A well-to-do but often sickly child who had to entertain himself through his own imagination, Fred Rogers grew up with the intention of going to seminary to become a minister. Instead, he felt a different calling, one that put him on television screens and turned him into a beloved household name. Concerned that children's programming too often went for slapstick without bothering to teach anything to the youngsters watching, he created "Mr. Rogers' Neighborhood" in 1968. The show had a leisurely pace, low production values, simple sets, and an unlikely grown man as its star, but the results—featuring Rogers talking directly to kids about the universal issues they experience, as well as a visit on each episode to the puppet-filled Land of Make Believe—worked beautifully.

As Fred's friends and family (including wife Joanne) tell it through interviews, the person seen onscreen was the person he really was. Neville meticulously edits the film in a way that is much like the man at its center, using the opportunity to teach—and listen—without becoming maudlin or preachy. Some of the most emotionally impactful moments are ones that touch upon how he handled tragedy or responded in his own gentle way to the tumultuous climate of the time. Archival footage of the series makes a deep impression, from a poignant discussion about assassination following Robert F. Kennedy's murder, to themes involving death, divorce and bullying, to one episode where he invites a person of color, friendly neighborhood policeman Officer Clemmons, to share a dip of his feet in his kiddie pool at a time when controversy was brewing over black people being allowed to swim in public pools. A scene from a 1968 episode, filmed during the height of the Vietnam War, where King Friday XIII wants to build a wall out of fear of change and co-existing with those different from him, is like a shot to the heart in 2018. Also wonderfully moving: a clip of Fred Rogers speaking in front of the U.S. Senate during a period when President Nixon was looking to slash the budget and dismantle public television to pay for the war.

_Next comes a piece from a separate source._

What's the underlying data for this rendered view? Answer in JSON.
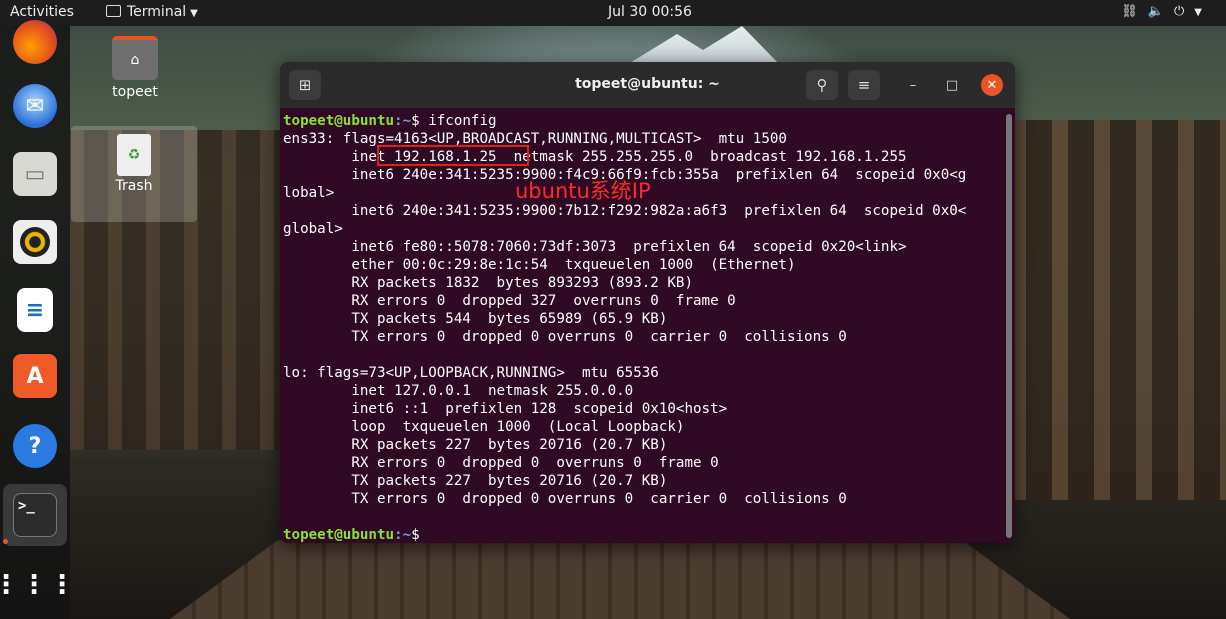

Fred Rogers' theology was to love your neighbor and love yourself. And yet, later in life, a small but apparent backlash began. Newspaper editorials ignorantly criticized him for sending the message to kids that everyone is special and therefore deserves to have things handed to them—a pessimistic view that went against his own beliefs that everyone truly should be treated as equals and given the same opportunities. At Fred's 2003 memorial, anti-gay picketers stood outside for the sole reason that he exhibited tolerance to the LGBT community. It's crushing to learn about and see this ugliness, and yet it's a credit to "Won't You Be My Neighbor?" that it never sugarcoats or backs away from the sometimes tough truths and adversity which Fred—and the planet at large—had to face. Through his life's valiant work, he sought to open minds and lead by example. "Those that make you feel lesser than you are—I think that's the greatest evil," Fred Rogers says during an archival interview late in the picture. His words resonate, not only because of the wisdom behind them, but because they are as relevant today as they've ever been. "Won't You Be My Neighbor?" is poignant, uplifting and desperately needed right about now, a compassionate embrace in filmic form.